DEXIS CariVu is a digital dentistry device that utilizes near-infrared (NIR) transillumination to detect dental caries. This device causes the tooth enamel and structure to appear transparent but porous carious lesions trap and absorb the light appearing dark in the image. This contrasting image field created makes it easy for suspicious regions that may contain early dental caries to be viewed. This image taken can be stored in electronic health records to be referenced later for monitored treatment plans by a dental professional. This non-invasive, inexpensive, and radiation-free treatment is a promising technology for the early detection of dental caries.

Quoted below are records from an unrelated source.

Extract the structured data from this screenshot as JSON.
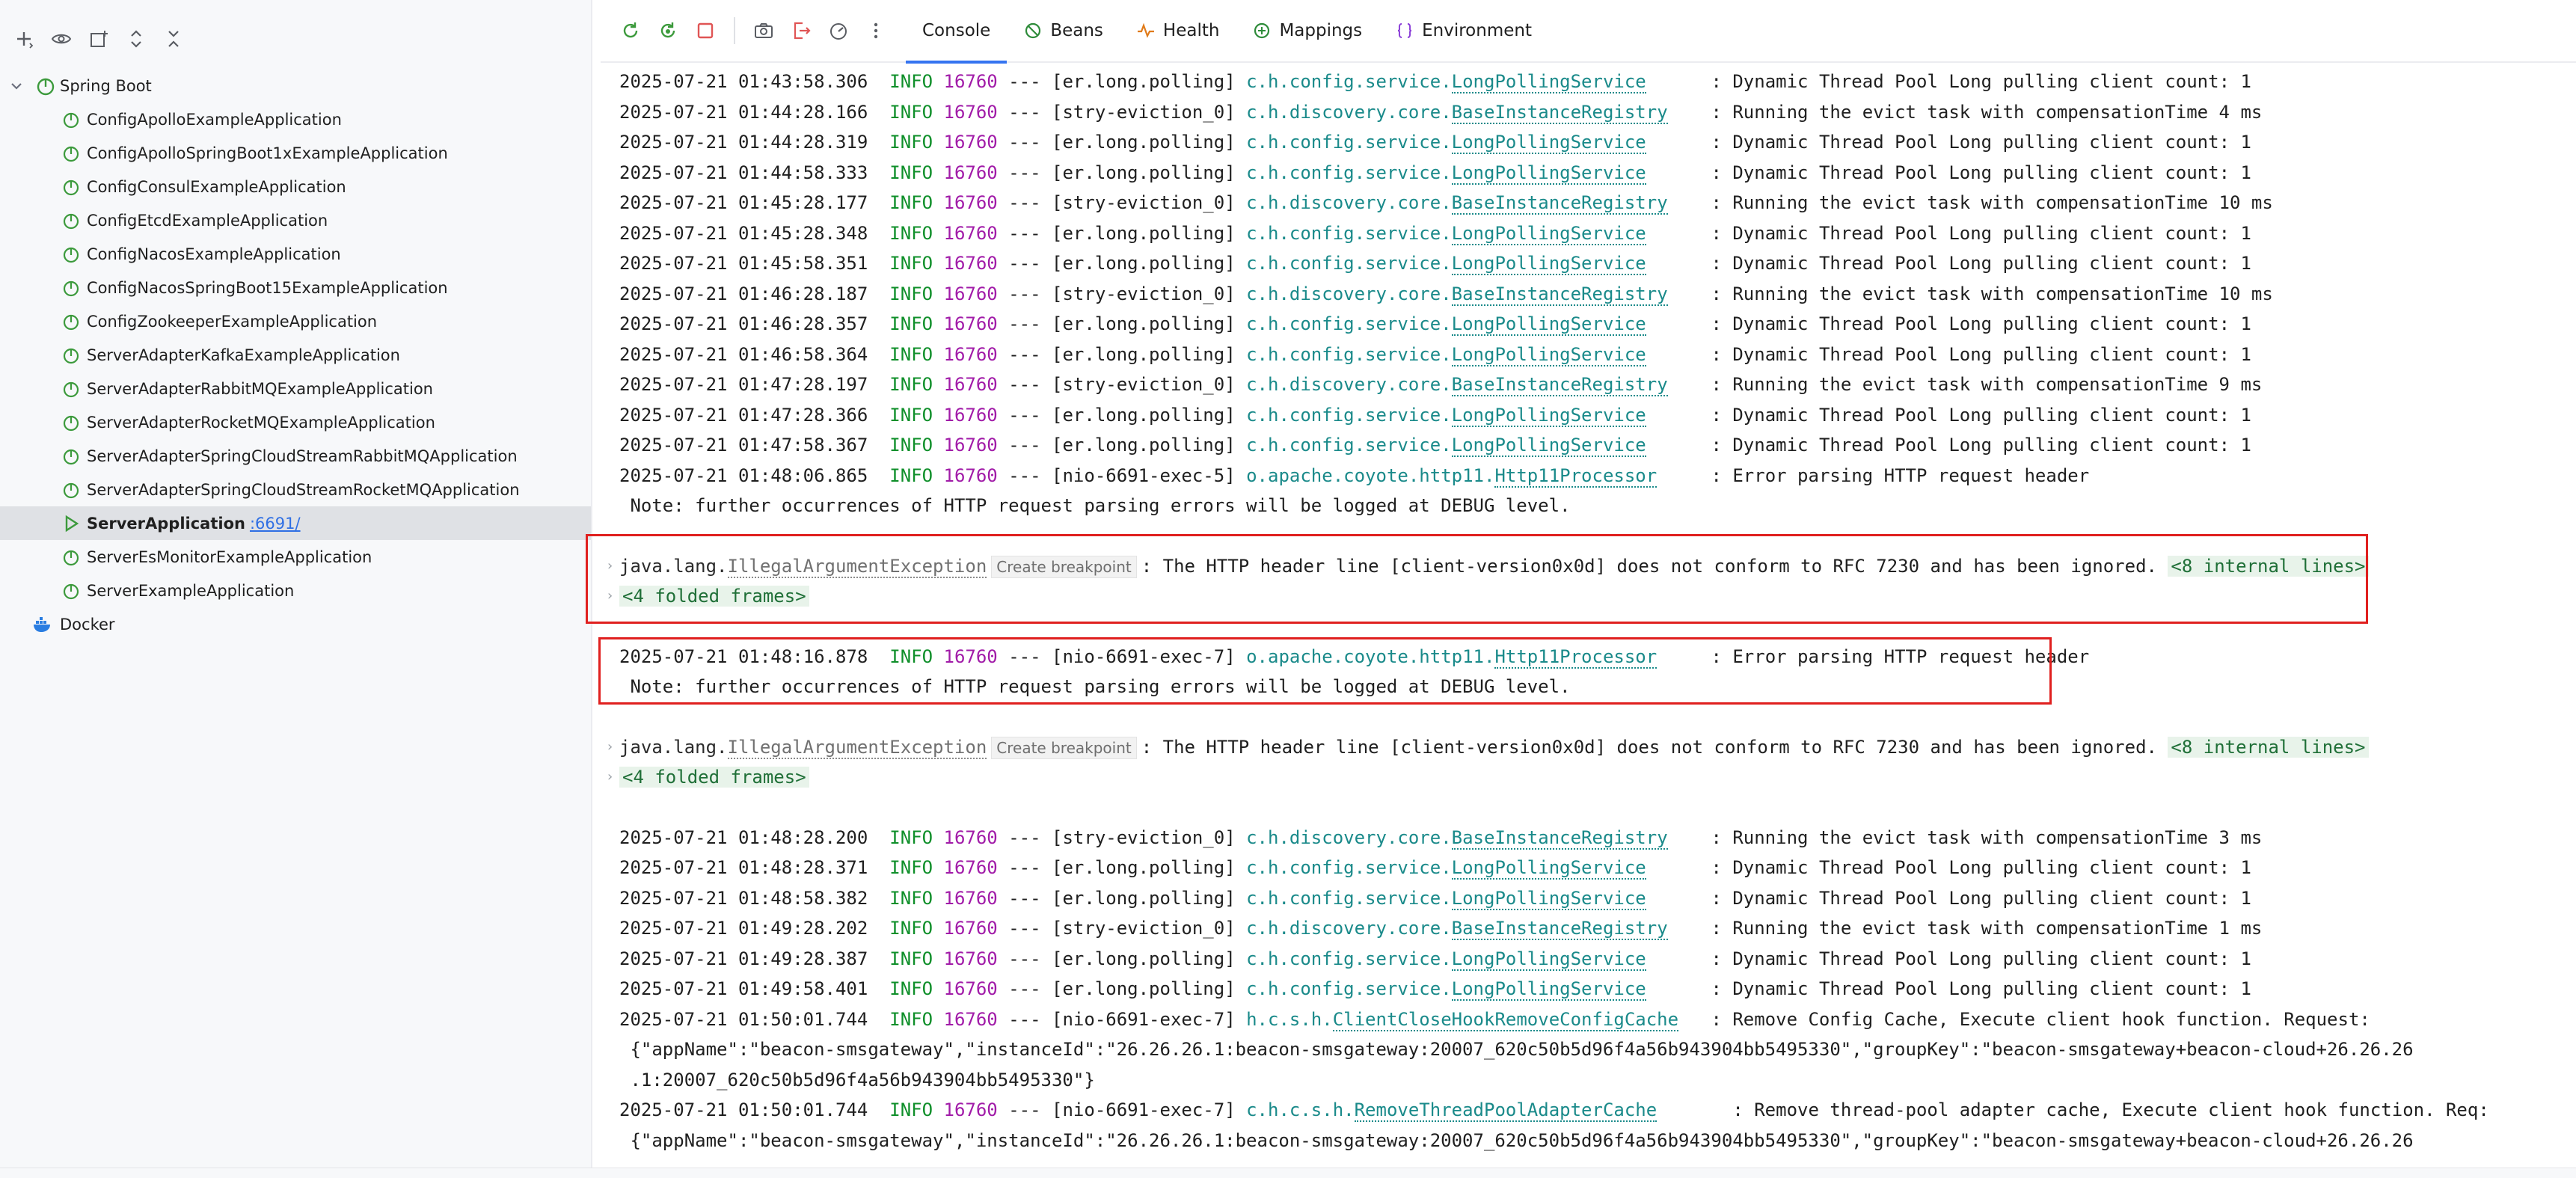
{
  "sidebar": {
    "root_label": "Spring Boot",
    "apps": [
      {
        "label": "ConfigApolloExampleApplication",
        "selected": false
      },
      {
        "label": "ConfigApolloSpringBoot1xExampleApplication",
        "selected": false
      },
      {
        "label": "ConfigConsulExampleApplication",
        "selected": false
      },
      {
        "label": "ConfigEtcdExampleApplication",
        "selected": false
      },
      {
        "label": "ConfigNacosExampleApplication",
        "selected": false
      },
      {
        "label": "ConfigNacosSpringBoot15ExampleApplication",
        "selected": false
      },
      {
        "label": "ConfigZookeeperExampleApplication",
        "selected": false
      },
      {
        "label": "ServerAdapterKafkaExampleApplication",
        "selected": false
      },
      {
        "label": "ServerAdapterRabbitMQExampleApplication",
        "selected": false
      },
      {
        "label": "ServerAdapterRocketMQExampleApplication",
        "selected": false
      },
      {
        "label": "ServerAdapterSpringCloudStreamRabbitMQApplication",
        "selected": false
      },
      {
        "label": "ServerAdapterSpringCloudStreamRocketMQApplication",
        "selected": false
      },
      {
        "label": "ServerApplication",
        "selected": true,
        "port": ":6691/"
      },
      {
        "label": "ServerEsMonitorExampleApplication",
        "selected": false
      },
      {
        "label": "ServerExampleApplication",
        "selected": false
      }
    ],
    "docker_label": "Docker"
  },
  "tabs": [
    {
      "label": "Console",
      "icon": "console",
      "active": true
    },
    {
      "label": "Beans",
      "icon": "beans-icon",
      "active": false
    },
    {
      "label": "Health",
      "icon": "health-icon",
      "active": false
    },
    {
      "label": "Mappings",
      "icon": "mappings-icon",
      "active": false
    },
    {
      "label": "Environment",
      "icon": "environment-icon",
      "active": false
    }
  ],
  "console": {
    "log_lines": [
      {
        "ts": "2025-07-21 01:43:58.306",
        "level": "INFO",
        "pid": "16760",
        "sep": "---",
        "thread": "[er.long.polling]",
        "logger_prefix": "c.h.config.service.",
        "logger_class": "LongPollingService",
        "msg": ": Dynamic Thread Pool Long pulling client count: 1"
      },
      {
        "ts": "2025-07-21 01:44:28.166",
        "level": "INFO",
        "pid": "16760",
        "sep": "---",
        "thread": "[stry-eviction_0]",
        "logger_prefix": "c.h.discovery.core.",
        "logger_class": "BaseInstanceRegistry",
        "msg": ": Running the evict task with compensationTime 4 ms"
      },
      {
        "ts": "2025-07-21 01:44:28.319",
        "level": "INFO",
        "pid": "16760",
        "sep": "---",
        "thread": "[er.long.polling]",
        "logger_prefix": "c.h.config.service.",
        "logger_class": "LongPollingService",
        "msg": ": Dynamic Thread Pool Long pulling client count: 1"
      },
      {
        "ts": "2025-07-21 01:44:58.333",
        "level": "INFO",
        "pid": "16760",
        "sep": "---",
        "thread": "[er.long.polling]",
        "logger_prefix": "c.h.config.service.",
        "logger_class": "LongPollingService",
        "msg": ": Dynamic Thread Pool Long pulling client count: 1"
      },
      {
        "ts": "2025-07-21 01:45:28.177",
        "level": "INFO",
        "pid": "16760",
        "sep": "---",
        "thread": "[stry-eviction_0]",
        "logger_prefix": "c.h.discovery.core.",
        "logger_class": "BaseInstanceRegistry",
        "msg": ": Running the evict task with compensationTime 10 ms"
      },
      {
        "ts": "2025-07-21 01:45:28.348",
        "level": "INFO",
        "pid": "16760",
        "sep": "---",
        "thread": "[er.long.polling]",
        "logger_prefix": "c.h.config.service.",
        "logger_class": "LongPollingService",
        "msg": ": Dynamic Thread Pool Long pulling client count: 1"
      },
      {
        "ts": "2025-07-21 01:45:58.351",
        "level": "INFO",
        "pid": "16760",
        "sep": "---",
        "thread": "[er.long.polling]",
        "logger_prefix": "c.h.config.service.",
        "logger_class": "LongPollingService",
        "msg": ": Dynamic Thread Pool Long pulling client count: 1"
      },
      {
        "ts": "2025-07-21 01:46:28.187",
        "level": "INFO",
        "pid": "16760",
        "sep": "---",
        "thread": "[stry-eviction_0]",
        "logger_prefix": "c.h.discovery.core.",
        "logger_class": "BaseInstanceRegistry",
        "msg": ": Running the evict task with compensationTime 10 ms"
      },
      {
        "ts": "2025-07-21 01:46:28.357",
        "level": "INFO",
        "pid": "16760",
        "sep": "---",
        "thread": "[er.long.polling]",
        "logger_prefix": "c.h.config.service.",
        "logger_class": "LongPollingService",
        "msg": ": Dynamic Thread Pool Long pulling client count: 1"
      },
      {
        "ts": "2025-07-21 01:46:58.364",
        "level": "INFO",
        "pid": "16760",
        "sep": "---",
        "thread": "[er.long.polling]",
        "logger_prefix": "c.h.config.service.",
        "logger_class": "LongPollingService",
        "msg": ": Dynamic Thread Pool Long pulling client count: 1"
      },
      {
        "ts": "2025-07-21 01:47:28.197",
        "level": "INFO",
        "pid": "16760",
        "sep": "---",
        "thread": "[stry-eviction_0]",
        "logger_prefix": "c.h.discovery.core.",
        "logger_class": "BaseInstanceRegistry",
        "msg": ": Running the evict task with compensationTime 9 ms"
      },
      {
        "ts": "2025-07-21 01:47:28.366",
        "level": "INFO",
        "pid": "16760",
        "sep": "---",
        "thread": "[er.long.polling]",
        "logger_prefix": "c.h.config.service.",
        "logger_class": "LongPollingService",
        "msg": ": Dynamic Thread Pool Long pulling client count: 1"
      },
      {
        "ts": "2025-07-21 01:47:58.367",
        "level": "INFO",
        "pid": "16760",
        "sep": "---",
        "thread": "[er.long.polling]",
        "logger_prefix": "c.h.config.service.",
        "logger_class": "LongPollingService",
        "msg": ": Dynamic Thread Pool Long pulling client count: 1"
      },
      {
        "ts": "2025-07-21 01:48:06.865",
        "level": "INFO",
        "pid": "16760",
        "sep": "---",
        "thread": "[nio-6691-exec-5]",
        "logger_prefix": "o.apache.coyote.http11.",
        "logger_class": "Http11Processor",
        "msg": ": Error parsing HTTP request header"
      },
      {
        "text": " Note: further occurrences of HTTP request parsing errors will be logged at DEBUG level."
      },
      {
        "exception": true,
        "exc_prefix": "java.lang.",
        "exc_class": "IllegalArgumentException",
        "badge": "Create breakpoint",
        "msg": ": The HTTP header line [client-version0x0d] does not conform to RFC 7230 and has been ignored.",
        "internal": "<8 internal lines>"
      },
      {
        "folded": "<4 folded frames>"
      },
      {
        "ts": "2025-07-21 01:48:16.878",
        "level": "INFO",
        "pid": "16760",
        "sep": "---",
        "thread": "[nio-6691-exec-7]",
        "logger_prefix": "o.apache.coyote.http11.",
        "logger_class": "Http11Processor",
        "msg": ": Error parsing HTTP request header"
      },
      {
        "text": " Note: further occurrences of HTTP request parsing errors will be logged at DEBUG level."
      },
      {
        "exception": true,
        "exc_prefix": "java.lang.",
        "exc_class": "IllegalArgumentException",
        "badge": "Create breakpoint",
        "msg": ": The HTTP header line [client-version0x0d] does not conform to RFC 7230 and has been ignored.",
        "internal": "<8 internal lines>"
      },
      {
        "folded": "<4 folded frames>"
      },
      {
        "ts": "2025-07-21 01:48:28.200",
        "level": "INFO",
        "pid": "16760",
        "sep": "---",
        "thread": "[stry-eviction_0]",
        "logger_prefix": "c.h.discovery.core.",
        "logger_class": "BaseInstanceRegistry",
        "msg": ": Running the evict task with compensationTime 3 ms"
      },
      {
        "ts": "2025-07-21 01:48:28.371",
        "level": "INFO",
        "pid": "16760",
        "sep": "---",
        "thread": "[er.long.polling]",
        "logger_prefix": "c.h.config.service.",
        "logger_class": "LongPollingService",
        "msg": ": Dynamic Thread Pool Long pulling client count: 1"
      },
      {
        "ts": "2025-07-21 01:48:58.382",
        "level": "INFO",
        "pid": "16760",
        "sep": "---",
        "thread": "[er.long.polling]",
        "logger_prefix": "c.h.config.service.",
        "logger_class": "LongPollingService",
        "msg": ": Dynamic Thread Pool Long pulling client count: 1"
      },
      {
        "ts": "2025-07-21 01:49:28.202",
        "level": "INFO",
        "pid": "16760",
        "sep": "---",
        "thread": "[stry-eviction_0]",
        "logger_prefix": "c.h.discovery.core.",
        "logger_class": "BaseInstanceRegistry",
        "msg": ": Running the evict task with compensationTime 1 ms"
      },
      {
        "ts": "2025-07-21 01:49:28.387",
        "level": "INFO",
        "pid": "16760",
        "sep": "---",
        "thread": "[er.long.polling]",
        "logger_prefix": "c.h.config.service.",
        "logger_class": "LongPollingService",
        "msg": ": Dynamic Thread Pool Long pulling client count: 1"
      },
      {
        "ts": "2025-07-21 01:49:58.401",
        "level": "INFO",
        "pid": "16760",
        "sep": "---",
        "thread": "[er.long.polling]",
        "logger_prefix": "c.h.config.service.",
        "logger_class": "LongPollingService",
        "msg": ": Dynamic Thread Pool Long pulling client count: 1"
      },
      {
        "ts": "2025-07-21 01:50:01.744",
        "level": "INFO",
        "pid": "16760",
        "sep": "---",
        "thread": "[nio-6691-exec-7]",
        "logger_prefix": "h.c.s.h.",
        "logger_class": "ClientCloseHookRemoveConfigCache",
        "msg": ": Remove Config Cache, Execute client hook function. Request:"
      },
      {
        "text": " {\"appName\":\"beacon-smsgateway\",\"instanceId\":\"26.26.26.1:beacon-smsgateway:20007_620c50b5d96f4a56b943904bb5495330\",\"groupKey\":\"beacon-smsgateway+beacon-cloud+26.26.26"
      },
      {
        "text": " .1:20007_620c50b5d96f4a56b943904bb5495330\"}"
      },
      {
        "ts": "2025-07-21 01:50:01.744",
        "level": "INFO",
        "pid": "16760",
        "sep": "---",
        "thread": "[nio-6691-exec-7]",
        "logger_prefix": "c.h.c.s.h.",
        "logger_class": "RemoveThreadPoolAdapterCache",
        "msg": "  : Remove thread-pool adapter cache, Execute client hook function. Req:"
      },
      {
        "text": " {\"appName\":\"beacon-smsgateway\",\"instanceId\":\"26.26.26.1:beacon-smsgateway:20007_620c50b5d96f4a56b943904bb5495330\",\"groupKey\":\"beacon-smsgateway+beacon-cloud+26.26.26"
      }
    ]
  },
  "colors": {
    "level": "#0f8f2a",
    "pid": "#a11ba8",
    "logger": "#1a8a8a",
    "highlight_box": "#e0201f",
    "tab_underline": "#3574f0"
  }
}
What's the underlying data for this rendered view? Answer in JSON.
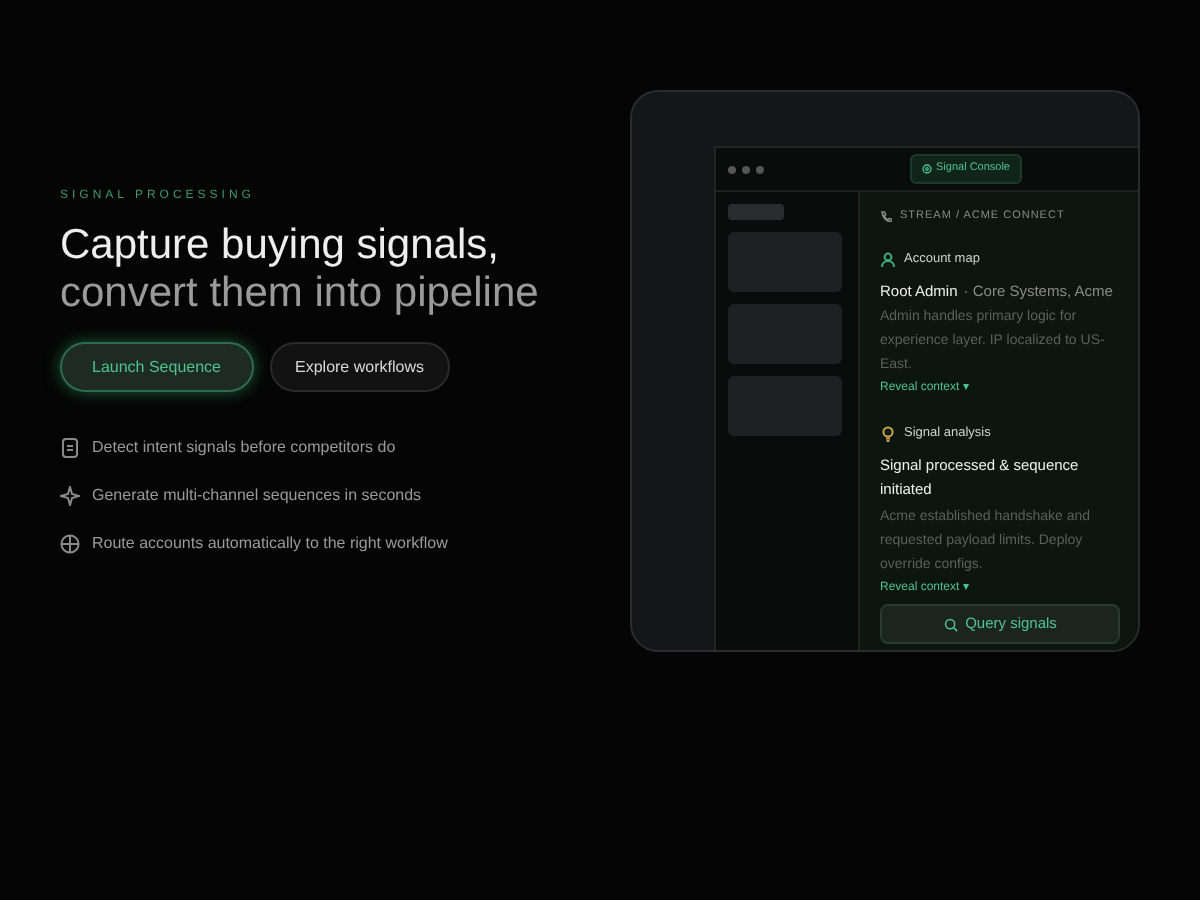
{
  "hero": {
    "eyebrow": "SIGNAL PROCESSING",
    "headline": "Capture buying signals,",
    "subheadline": "convert them into pipeline"
  },
  "buttons": [
    {
      "label": "Launch Sequence",
      "kind": "primary"
    },
    {
      "label": "Explore workflows",
      "kind": "secondary"
    }
  ],
  "features": [
    {
      "text": "Detect intent signals before competitors do",
      "kind": "document"
    },
    {
      "text": "Generate multi-channel sequences in seconds",
      "kind": "sparkle"
    },
    {
      "text": "Route accounts automatically to the right workflow",
      "kind": "target"
    }
  ],
  "console": {
    "badge": "Signal Console",
    "breadcrumb": "STREAM / ACME CONNECT",
    "sections": [
      {
        "kind": "account",
        "title": "Account map",
        "heading": "Root Admin",
        "detail": "· Core Systems, Acme",
        "body": "Admin handles primary logic for experience layer. IP localized to US-East.",
        "link": "Reveal context ▾"
      },
      {
        "kind": "bulb",
        "title": "Signal analysis",
        "heading": "Signal processed & sequence initiated",
        "body": "Acme established handshake and requested payload limits. Deploy override configs.",
        "link": "Reveal context ▾"
      }
    ],
    "action": "Query signals"
  }
}
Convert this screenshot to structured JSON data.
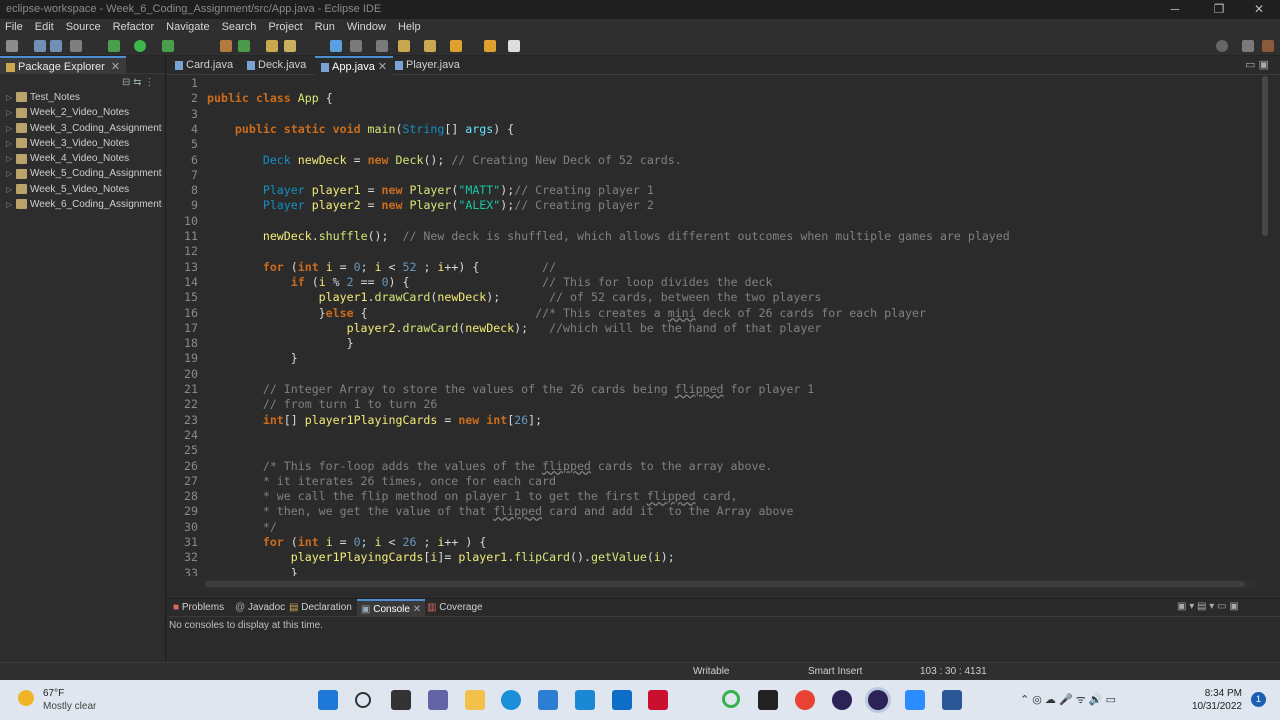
{
  "window": {
    "title": "eclipse-workspace - Week_6_Coding_Assignment/src/App.java - Eclipse IDE"
  },
  "menu": [
    "File",
    "Edit",
    "Source",
    "Refactor",
    "Navigate",
    "Search",
    "Project",
    "Run",
    "Window",
    "Help"
  ],
  "package_explorer": {
    "tab_label": "Package Explorer",
    "projects": [
      "Test_Notes",
      "Week_2_Video_Notes",
      "Week_3_Coding_Assignment",
      "Week_3_Video_Notes",
      "Week_4_Video_Notes",
      "Week_5_Coding_Assignment",
      "Week_5_Video_Notes",
      "Week_6_Coding_Assignment"
    ]
  },
  "editor": {
    "tabs": [
      "Card.java",
      "Deck.java",
      "App.java",
      "Player.java"
    ],
    "active_tab": "App.java"
  },
  "code_lines": [
    "1",
    "2",
    "3",
    "4",
    "5",
    "6",
    "7",
    "8",
    "9",
    "10",
    "11",
    "12",
    "13",
    "14",
    "15",
    "16",
    "17",
    "18",
    "19",
    "20",
    "21",
    "22",
    "23",
    "24",
    "25",
    "26",
    "27",
    "28",
    "29",
    "30",
    "31",
    "32",
    "33"
  ],
  "bottom_panel": {
    "tabs": [
      "Problems",
      "Javadoc",
      "Declaration",
      "Console",
      "Coverage"
    ],
    "active_tab": "Console",
    "console_message": "No consoles to display at this time."
  },
  "status_bar": {
    "mode": "Writable",
    "insert": "Smart Insert",
    "position": "103 : 30 : 4131"
  },
  "taskbar": {
    "weather_temp": "67°F",
    "weather_desc": "Mostly clear",
    "time": "8:34 PM",
    "date": "10/31/2022",
    "notification_count": "1"
  },
  "colors": {
    "accent": "#4b8fd1",
    "editor_bg": "#2b2b2b",
    "keyword": "#cc6c1d"
  }
}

=== Digital orthodontics ===
Orthodontics along with jaw surgery were the two dental specialty field that adopted CAD/CAM digital technology. Clear aligner treatment specifically the Invisalign appliance was one of the early orthodontic appliances adapting digital design and 3D printing technology in orthodontics. Custom robotic bend wires entered the market around the same time yet failed to penetrate the market as much as aligners. Digital orthodontics, a practice of integrating digital imaging and 3D printing in daily practice of orthodontics is expanding in the field of orthodontics.

== Virtual and augmented reality ==
Virtual reality (VR) is a computer-generated simulation which allows for interactive experience, it fully recreates the environment for which the simulation that is ran. Augmented reality (AR) may be considered a form of virtual reality and is a way of interacting with the real world through a simulation. The objects and individuals are augmented due to them being computer-generated, but are perceived in the real world through a camera onto a screen.

Simulations produced by augmented reality can take on the reason for training activities by using technologically synthesised features which are able to mimic real life situations. These can be used throughout the career timeline of a profession, from undergraduate students, specialised and training days. VR and AR systems are becoming more common in dental education. They will continue to change clinical training and encourage more receptive ways of processing individual learning needs and self-directed learning. Pedagogical tools such as these are said to lower the costs of the educational process while increasing the quality.

==Limitations==
Limitations on digital dentistry include cost, lack of desire to adapt to new dental technology, and misunderstanding of new technologies.

== The future ==
As digital dentistry continues to adapt and becomes more common, the approach to incorporating the topic of digital dentistry in learning outcomes during dental training must also change. As we enter 'the digital age of dental education', future practitioners need to be exposed to new digital procedures in the curriculum and teaching. In an article titled "Digital Teaching and Digital Medicine: A national initiative is needed", it is suggested that faculties and ministries should be the ones to encourage integration of digital teaching into the education of future physicians and students and the learning of digital technologies which are up to date and relevant.